1. Field of the Invention
The present invention relates to sensors for detecting chemicals and in particular to a sensor for detecting and distinguishing atomic hydrogen or atomic deuterium oxygen, carbon monoxide, and nitric oxide.
2. Description of the Prior Art
Electron transport through a metal-semiconductor interface is determined largely by the Schottky barrier between them.

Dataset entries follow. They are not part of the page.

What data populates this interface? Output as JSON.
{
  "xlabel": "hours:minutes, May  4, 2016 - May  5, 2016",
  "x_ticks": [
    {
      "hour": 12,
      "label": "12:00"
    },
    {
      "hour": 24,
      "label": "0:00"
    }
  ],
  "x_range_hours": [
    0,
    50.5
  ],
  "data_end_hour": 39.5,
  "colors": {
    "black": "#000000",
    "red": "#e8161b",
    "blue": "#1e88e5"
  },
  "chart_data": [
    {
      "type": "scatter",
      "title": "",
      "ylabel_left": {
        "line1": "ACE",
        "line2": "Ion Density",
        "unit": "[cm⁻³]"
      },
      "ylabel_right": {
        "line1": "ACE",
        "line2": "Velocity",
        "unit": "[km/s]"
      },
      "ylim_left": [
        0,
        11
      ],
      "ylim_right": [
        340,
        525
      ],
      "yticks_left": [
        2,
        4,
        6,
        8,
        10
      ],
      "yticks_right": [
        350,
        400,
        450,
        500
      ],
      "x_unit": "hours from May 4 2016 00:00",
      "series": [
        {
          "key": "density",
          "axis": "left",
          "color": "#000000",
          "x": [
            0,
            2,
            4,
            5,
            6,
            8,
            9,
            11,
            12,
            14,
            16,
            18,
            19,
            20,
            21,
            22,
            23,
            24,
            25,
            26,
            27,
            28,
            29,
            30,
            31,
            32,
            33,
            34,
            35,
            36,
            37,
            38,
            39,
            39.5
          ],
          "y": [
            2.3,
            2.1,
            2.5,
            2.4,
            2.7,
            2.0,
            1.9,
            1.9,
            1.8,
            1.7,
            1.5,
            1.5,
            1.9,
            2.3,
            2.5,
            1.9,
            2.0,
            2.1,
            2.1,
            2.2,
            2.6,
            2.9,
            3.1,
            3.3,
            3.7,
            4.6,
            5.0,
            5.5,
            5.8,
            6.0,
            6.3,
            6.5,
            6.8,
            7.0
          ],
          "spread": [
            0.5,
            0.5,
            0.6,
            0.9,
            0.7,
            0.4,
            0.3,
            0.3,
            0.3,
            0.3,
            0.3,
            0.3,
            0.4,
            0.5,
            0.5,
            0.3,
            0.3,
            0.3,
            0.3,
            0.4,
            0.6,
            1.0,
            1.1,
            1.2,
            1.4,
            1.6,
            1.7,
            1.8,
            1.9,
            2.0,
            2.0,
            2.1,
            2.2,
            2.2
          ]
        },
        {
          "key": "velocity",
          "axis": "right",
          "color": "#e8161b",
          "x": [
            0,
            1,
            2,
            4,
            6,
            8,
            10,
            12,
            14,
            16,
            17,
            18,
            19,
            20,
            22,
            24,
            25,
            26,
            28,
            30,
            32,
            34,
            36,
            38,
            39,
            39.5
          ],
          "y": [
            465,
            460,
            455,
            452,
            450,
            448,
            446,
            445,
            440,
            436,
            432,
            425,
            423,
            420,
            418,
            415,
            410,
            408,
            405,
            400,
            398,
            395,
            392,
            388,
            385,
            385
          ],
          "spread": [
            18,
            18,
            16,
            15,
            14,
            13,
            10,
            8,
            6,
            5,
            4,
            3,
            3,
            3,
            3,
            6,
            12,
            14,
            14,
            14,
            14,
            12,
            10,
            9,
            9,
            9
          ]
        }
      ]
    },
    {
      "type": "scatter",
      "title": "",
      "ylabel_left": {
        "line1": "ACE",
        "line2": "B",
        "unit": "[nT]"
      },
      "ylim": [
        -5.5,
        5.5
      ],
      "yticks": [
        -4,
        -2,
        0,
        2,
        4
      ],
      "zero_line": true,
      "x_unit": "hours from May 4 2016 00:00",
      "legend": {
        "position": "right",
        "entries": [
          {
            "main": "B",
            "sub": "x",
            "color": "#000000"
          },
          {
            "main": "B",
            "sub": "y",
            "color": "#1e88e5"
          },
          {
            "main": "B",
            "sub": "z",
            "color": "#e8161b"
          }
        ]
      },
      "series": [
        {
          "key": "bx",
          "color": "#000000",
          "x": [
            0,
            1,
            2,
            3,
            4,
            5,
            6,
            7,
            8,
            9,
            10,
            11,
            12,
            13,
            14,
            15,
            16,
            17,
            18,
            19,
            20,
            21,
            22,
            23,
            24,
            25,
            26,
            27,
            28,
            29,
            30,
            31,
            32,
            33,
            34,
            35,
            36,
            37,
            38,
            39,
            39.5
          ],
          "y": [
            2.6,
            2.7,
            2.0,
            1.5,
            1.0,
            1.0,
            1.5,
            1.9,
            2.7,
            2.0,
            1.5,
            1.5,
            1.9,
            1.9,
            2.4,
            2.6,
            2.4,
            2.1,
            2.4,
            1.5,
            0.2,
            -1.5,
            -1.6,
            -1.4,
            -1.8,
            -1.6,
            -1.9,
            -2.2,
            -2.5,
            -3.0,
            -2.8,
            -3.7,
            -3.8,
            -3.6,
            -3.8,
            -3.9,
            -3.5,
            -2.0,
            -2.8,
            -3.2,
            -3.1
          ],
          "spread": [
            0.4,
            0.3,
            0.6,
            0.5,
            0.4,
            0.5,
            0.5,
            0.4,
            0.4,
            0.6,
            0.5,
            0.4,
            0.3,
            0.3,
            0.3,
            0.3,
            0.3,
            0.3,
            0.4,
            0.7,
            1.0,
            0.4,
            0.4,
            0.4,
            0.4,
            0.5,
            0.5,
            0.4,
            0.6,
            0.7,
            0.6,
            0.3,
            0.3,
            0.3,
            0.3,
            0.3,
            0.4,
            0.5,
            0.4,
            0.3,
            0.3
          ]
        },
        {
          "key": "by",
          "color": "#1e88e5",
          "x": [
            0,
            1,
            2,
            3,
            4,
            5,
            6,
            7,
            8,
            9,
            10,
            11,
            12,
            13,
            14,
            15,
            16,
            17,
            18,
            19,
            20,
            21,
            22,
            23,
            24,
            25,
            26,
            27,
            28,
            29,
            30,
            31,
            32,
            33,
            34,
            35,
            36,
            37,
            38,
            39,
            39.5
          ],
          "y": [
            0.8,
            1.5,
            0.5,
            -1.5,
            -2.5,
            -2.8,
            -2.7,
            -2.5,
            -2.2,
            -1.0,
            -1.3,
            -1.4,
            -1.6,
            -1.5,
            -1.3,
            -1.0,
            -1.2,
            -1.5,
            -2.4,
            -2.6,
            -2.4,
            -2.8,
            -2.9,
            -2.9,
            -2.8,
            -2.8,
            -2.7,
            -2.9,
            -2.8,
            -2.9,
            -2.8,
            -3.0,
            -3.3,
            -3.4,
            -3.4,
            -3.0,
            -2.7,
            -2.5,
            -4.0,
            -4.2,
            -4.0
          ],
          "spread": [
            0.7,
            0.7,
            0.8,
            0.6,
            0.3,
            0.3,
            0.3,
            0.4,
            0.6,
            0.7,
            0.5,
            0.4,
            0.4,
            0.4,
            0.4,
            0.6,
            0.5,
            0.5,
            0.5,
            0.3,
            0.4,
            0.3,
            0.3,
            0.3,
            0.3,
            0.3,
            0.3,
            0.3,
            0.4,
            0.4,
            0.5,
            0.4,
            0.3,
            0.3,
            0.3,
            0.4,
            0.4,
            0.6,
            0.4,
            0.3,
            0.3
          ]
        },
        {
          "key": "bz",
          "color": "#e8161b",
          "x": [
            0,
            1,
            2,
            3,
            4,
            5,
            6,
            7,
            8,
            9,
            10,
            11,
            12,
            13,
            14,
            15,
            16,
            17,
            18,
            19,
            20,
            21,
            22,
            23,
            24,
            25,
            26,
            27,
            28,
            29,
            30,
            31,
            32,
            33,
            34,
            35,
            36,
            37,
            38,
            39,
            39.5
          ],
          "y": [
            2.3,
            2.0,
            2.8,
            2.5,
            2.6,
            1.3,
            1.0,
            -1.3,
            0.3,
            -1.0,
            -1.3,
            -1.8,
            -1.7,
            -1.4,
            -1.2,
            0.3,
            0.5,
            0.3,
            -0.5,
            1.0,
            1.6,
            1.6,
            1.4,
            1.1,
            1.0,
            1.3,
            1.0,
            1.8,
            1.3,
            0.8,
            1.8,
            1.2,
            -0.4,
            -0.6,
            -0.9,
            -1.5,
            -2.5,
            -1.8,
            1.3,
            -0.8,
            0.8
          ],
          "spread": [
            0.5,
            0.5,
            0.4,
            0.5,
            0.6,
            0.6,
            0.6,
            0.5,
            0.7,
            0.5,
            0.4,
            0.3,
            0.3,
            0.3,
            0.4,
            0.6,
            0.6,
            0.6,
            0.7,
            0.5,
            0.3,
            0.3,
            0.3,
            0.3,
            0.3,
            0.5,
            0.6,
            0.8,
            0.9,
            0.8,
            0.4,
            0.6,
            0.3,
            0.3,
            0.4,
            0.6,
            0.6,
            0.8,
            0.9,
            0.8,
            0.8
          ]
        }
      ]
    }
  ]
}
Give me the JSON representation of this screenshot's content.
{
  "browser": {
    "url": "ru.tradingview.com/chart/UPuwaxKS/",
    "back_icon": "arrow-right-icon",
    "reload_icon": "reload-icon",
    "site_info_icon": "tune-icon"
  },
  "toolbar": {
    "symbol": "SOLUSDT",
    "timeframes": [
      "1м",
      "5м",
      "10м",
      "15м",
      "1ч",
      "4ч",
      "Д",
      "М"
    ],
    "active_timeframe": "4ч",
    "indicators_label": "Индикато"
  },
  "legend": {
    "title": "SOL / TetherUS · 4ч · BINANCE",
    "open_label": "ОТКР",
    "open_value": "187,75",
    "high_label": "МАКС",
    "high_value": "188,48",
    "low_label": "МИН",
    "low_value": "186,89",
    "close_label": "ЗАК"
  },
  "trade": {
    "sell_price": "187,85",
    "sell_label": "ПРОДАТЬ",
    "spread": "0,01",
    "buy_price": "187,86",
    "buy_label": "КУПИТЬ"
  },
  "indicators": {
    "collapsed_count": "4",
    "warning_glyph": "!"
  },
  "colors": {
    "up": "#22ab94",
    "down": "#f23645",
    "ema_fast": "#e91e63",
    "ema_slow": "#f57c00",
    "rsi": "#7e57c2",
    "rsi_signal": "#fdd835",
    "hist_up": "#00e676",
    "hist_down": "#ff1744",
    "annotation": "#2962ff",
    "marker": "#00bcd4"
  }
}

The detailed pathways of energy transfer in exothermic and endothermic reactions at a metal surface is incompletely understood and of fundamental interest. Bond formation energy of up to several electron volts is transferred into the substrate during such exothermic reactions. Since bulk phonon energies are typically two orders of magnitude smaller, it has been appreciated by the prior art that non-adiabatic excitations of electron-hole pairs may be an alternative to the creation of multiple phonons as a mechanism for sensor detectors. With surface reactions at thermal collision energies, there are few examples of energy transferring to the electronic system accompanied by light emission or chemiluminescence and exoelectron ejection. Chemiluminescence and exoelectron injection are observed only with exothermic adsorption of electronegative molecules on reactive metal surfaces. In addition, exoelectron emission requires that the metal have a low work function. Heretofore, there has been no direct experimental evidence for adsorption induced electron-hole pair excitations at transition metal surfaces.
Therefore, what is needed is some type of sensor design or principal in which adsorption induced electron hole pair excitations at a transition metal surface can be exploited to provide a chemical sensor.